Feedback: A Smart Investment
The business of educating entrepreneurs.
I just finished reading "The Bucks Start Here" (October/November 2008), and I want to share a related investor-education program called Stocks in the Future, created for students from primarily low-income backgrounds at the Washington Jesuit Academy. As a reward for good grades in math and reading, along with regular attendance, students are awarded SIF bucks (real money), which they then invest in the market. They learn how to research companies, develop an understanding of investing, and ultimately purchase stock and track it. It is fascinating to watch these boys, who otherwise would not have the opportunity, become true investors in the market and in their education.
With every issue of Edutopia I receive, I take out the Sage Advice column, laminate it, and hang it in the teachers' bathroom. From the comments I hear, I know teachers read it. Sometimes you've got to think outside the box, or inside the bathroom!
Name withheld by request
A Smart Investment
A couple of years ago, a student in my multimedia class who had interviewed a local entrepreneur excitedly shared what he had learned about starting a business -- and said that every student in our county should have that same experience.
The local businessman who had been such an inspiration helped me start a program teaching students how to become entrepreneurs. Now, juniors and seniors at all of our county schools learn how to write a business plan, purchase real estate, get a loan, and do a host of other things. Each student has to create and operate a company, raising the necessary capital along the way. Our local business leaders serve as mentors for the class.
In just two years, the program has grown from the idea of a senior in high school to become a reality. That in itself is an example of entrepreneurial education.
As a media specialist, I always look for innovative ways to use technology. I am very fortunate to be at Whitewater High School, in Fayetteville, Georgia, where our principal, Greg Stillions, embraces teaching with technology. Using Interwrite Pads, video projectors, and wireless connectivity, teachers can access the Internet and computer files from anywhere in the room for instant sharing. Our latest acquisitions include personal-response systems for student and teacher use -- a paperless way to evaluate student progress. Thanks for writing about cutting-edge educational tools.
I read with great interest in the April 2008 issue the articles by M. Jones ("Childhood's End: Growing Up Too Fast") and Owen Edwards ("Up Front: Well-Chosen Words") dealing with student-centered developmental pedagogy in elementary school. Both articles speak in opposition to a troubling but popular trend. M. Jones calls it accountability. Others label it assessment-based learning. I call it an educational and social time bomb.
As a college professor for twenty-six years, I find students semester after semester who expect the teacher to teach to the test and who simply cannot apply what they have learned to their own lives. Perhaps most disturbing is the lack of basic social skills: communication, empathy, polite verbal interaction, sharing, and a sense of one's place in a community.

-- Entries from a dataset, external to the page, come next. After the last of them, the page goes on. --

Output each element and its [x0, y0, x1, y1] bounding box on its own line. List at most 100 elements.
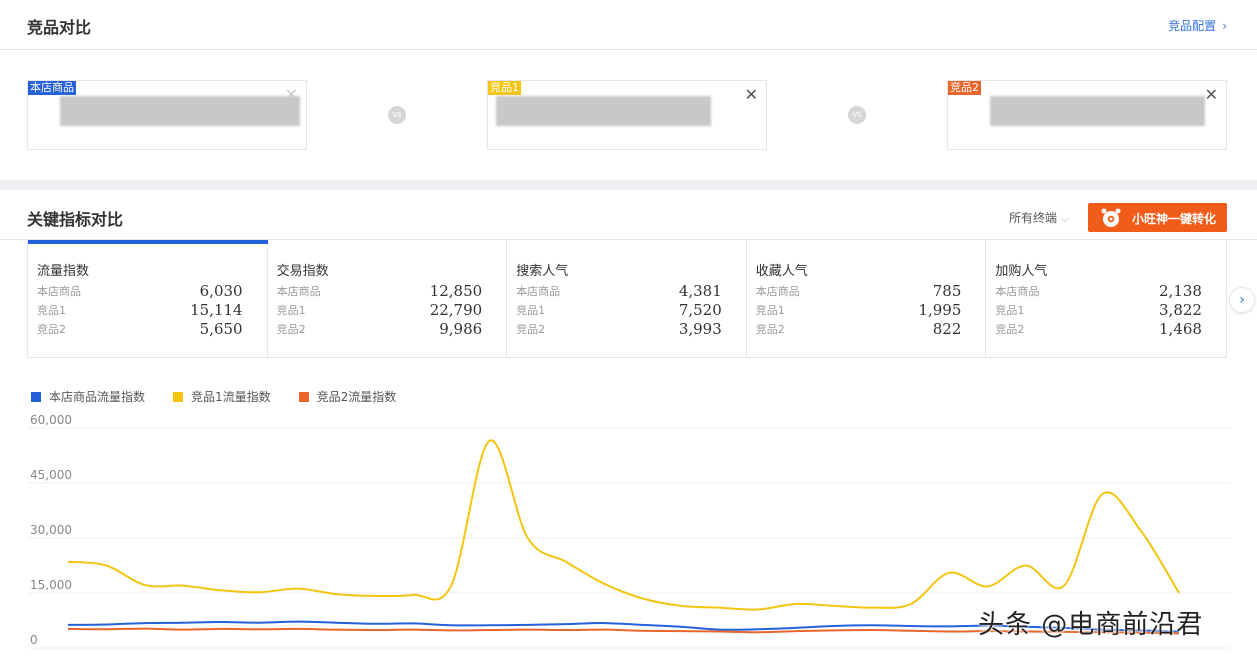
close-icon[interactable]: ✕	[1205, 87, 1218, 103]
metric-tab-favorites[interactable]: 收藏人气 本店商品 785 竞品1 1,995 竞品2 822	[747, 240, 987, 357]
metric-title: 加购人气	[995, 264, 1048, 279]
legend-label: 竞品2流量指数	[316, 390, 397, 404]
metric-row-label: 竞品1	[755, 303, 785, 317]
metric-row-value: 5,650	[199, 319, 243, 338]
metric-row-value: 15,114	[190, 300, 243, 319]
metric-row-label: 竞品2	[276, 322, 306, 336]
metric-title: 交易指数	[276, 264, 329, 279]
legend-item-own[interactable]: 本店商品流量指数	[31, 388, 145, 405]
metric-row-label: 竞品1	[276, 303, 306, 317]
metric-row: 竞品2 3,993	[516, 319, 722, 338]
metric-row-value: 6,030	[199, 281, 243, 300]
metric-tab-add-to-cart[interactable]: 加购人气 本店商品 2,138 竞品1 3,822 竞品2 1,468	[986, 240, 1226, 357]
legend-swatch	[173, 391, 184, 402]
series-line-1	[67, 439, 1180, 611]
metric-row-value: 785	[932, 281, 962, 300]
competitor-2-tag: 竞品2	[948, 81, 981, 95]
y-tick-label: 0	[30, 633, 38, 647]
metric-title: 流量指数	[37, 264, 90, 279]
competitor-config-label: 竞品配置	[1168, 19, 1217, 33]
metric-row: 竞品1 7,520	[516, 300, 722, 319]
close-icon[interactable]: ✕	[285, 87, 298, 103]
metric-row-value: 3,822	[1159, 300, 1202, 319]
vs-badge: VS	[848, 106, 866, 124]
close-icon[interactable]: ✕	[745, 87, 758, 103]
metric-row-label: 本店商品	[755, 284, 800, 298]
metric-row-label: 竞品2	[37, 322, 66, 336]
metric-row-value: 2,138	[1159, 281, 1202, 300]
metric-row: 竞品1 15,114	[37, 300, 243, 319]
metric-row-label: 竞品1	[37, 303, 66, 317]
product-name-blurred	[60, 96, 300, 126]
robot-icon	[1101, 208, 1121, 227]
metric-row: 竞品1 1,995	[756, 300, 962, 319]
metric-row-label: 竞品2	[755, 322, 785, 336]
competitor-2-card[interactable]: 竞品2 ✕	[947, 80, 1227, 150]
y-tick-label: 60,000	[30, 413, 72, 427]
legend-swatch	[31, 391, 41, 402]
metric-row: 竞品2 5,650	[37, 319, 243, 338]
section-divider	[0, 180, 1257, 190]
compare-cards-area: 本店商品 ✕ VS 竞品1 ✕ VS 竞品2 ✕	[0, 50, 1257, 180]
metric-row-value: 9,986	[439, 319, 483, 338]
metric-tab-trade[interactable]: 交易指数 本店商品 12,850 竞品1 22,790 竞品2 9,986	[268, 240, 508, 357]
metric-tab-search[interactable]: 搜索人气 本店商品 4,381 竞品1 7,520 竞品2 3,993	[507, 240, 747, 357]
y-tick-label: 30,000	[30, 523, 72, 537]
metric-row-value: 4,381	[678, 281, 722, 300]
metric-title: 搜索人气	[516, 264, 569, 279]
metric-row-value: 7,520	[678, 300, 722, 319]
metric-row-value: 1,995	[918, 300, 962, 319]
metric-row: 本店商品 2,138	[995, 281, 1202, 300]
kpi-section-title: 关键指标对比	[27, 210, 124, 229]
metric-row-label: 竞品2	[995, 322, 1025, 336]
metric-row-label: 竞品1	[995, 303, 1025, 317]
watermark-text: 头条 @电商前沿君	[978, 610, 1204, 640]
metric-row-label: 竞品2	[516, 322, 546, 336]
vs-badge: VS	[388, 106, 406, 124]
metric-row: 竞品2 9,986	[277, 319, 483, 338]
terminal-select[interactable]: 所有终端 ⌵	[1009, 209, 1069, 226]
metric-tab-traffic[interactable]: 流量指数 本店商品 6,030 竞品1 15,114 竞品2 5,650	[28, 240, 268, 357]
own-product-tag: 本店商品	[28, 81, 76, 95]
metric-row-value: 12,850	[429, 281, 483, 300]
own-product-card[interactable]: 本店商品 ✕	[27, 80, 307, 150]
metric-row-label: 本店商品	[516, 284, 561, 298]
metric-row-label: 本店商品	[995, 284, 1040, 298]
metric-row: 本店商品 4,381	[516, 281, 722, 300]
competitor-config-link[interactable]: 竞品配置 ›	[1168, 17, 1227, 34]
page-title: 竞品对比	[27, 18, 92, 37]
metric-row-value: 22,790	[429, 300, 483, 319]
terminal-select-value: 所有终端	[1009, 211, 1058, 225]
convert-button-label: 小旺神一键转化	[1132, 212, 1217, 226]
product-name-blurred	[496, 96, 711, 126]
metric-row: 本店商品 12,850	[277, 281, 483, 300]
competitor-1-card[interactable]: 竞品1 ✕	[487, 80, 767, 150]
product-name-blurred	[990, 96, 1205, 126]
metric-row: 竞品1 22,790	[277, 300, 483, 319]
legend-swatch	[298, 391, 309, 402]
metric-title: 收藏人气	[755, 264, 808, 279]
chevron-down-icon: ⌵	[1061, 214, 1069, 225]
metric-row-label: 竞品1	[516, 303, 546, 317]
next-metrics-arrow-icon[interactable]: ›	[1229, 287, 1255, 313]
metric-row-value: 822	[932, 319, 962, 338]
metric-row-label: 本店商品	[37, 284, 81, 298]
legend-label: 竞品1流量指数	[191, 390, 271, 404]
chart-legend: 本店商品流量指数 竞品1流量指数 竞品2流量指数	[31, 388, 424, 405]
metric-row: 竞品1 3,822	[995, 300, 1202, 319]
one-click-convert-button[interactable]: 小旺神一键转化	[1088, 203, 1227, 232]
metric-row-label: 本店商品	[276, 284, 321, 298]
metric-row-value: 1,468	[1159, 319, 1202, 338]
metric-row: 竞品2 822	[756, 319, 962, 338]
competitor-1-tag: 竞品1	[488, 81, 521, 95]
kpi-header: 关键指标对比 所有终端 ⌵ 小旺神一键转化	[0, 190, 1257, 240]
legend-item-competitor-2[interactable]: 竞品2流量指数	[298, 388, 397, 405]
metric-row: 本店商品 6,030	[37, 281, 243, 300]
legend-label: 本店商品流量指数	[49, 390, 146, 404]
metrics-row: 流量指数 本店商品 6,030 竞品1 15,114 竞品2 5,650 交易指数 本…	[27, 240, 1227, 358]
legend-item-competitor-1[interactable]: 竞品1流量指数	[173, 388, 271, 405]
y-tick-label: 45,000	[30, 468, 72, 482]
metric-row: 竞品2 1,468	[995, 319, 1202, 338]
y-tick-label: 15,000	[30, 578, 72, 592]
metric-row: 本店商品 785	[756, 281, 962, 300]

Unless administrators and educators recognize the fundamental need of our young children for a nurturing learning environment that emphasizes human values, human voices, and human interaction, I fear I will continue to look out on large classrooms of college students who see learning as separate from living, education as impersonal, and teachers as technicians rather than mentors and motivators.
Penelope A. Blake
Traci Vogel's Edutopia.org article "A Novel Approach to Feelings: Using Literary Characters to Teach Emotional Intelligence" highlights the power of using literature to elicit conversations and understanding about social and emotional issues that are authentic for children. Picture books work well, too!
The art of weaving character education and social and emotional learning into the teaching of a novel is paramount to bridging art and life for student learners. I appreciate the article's affirmation for effective teaching and learning with the whole child in mind.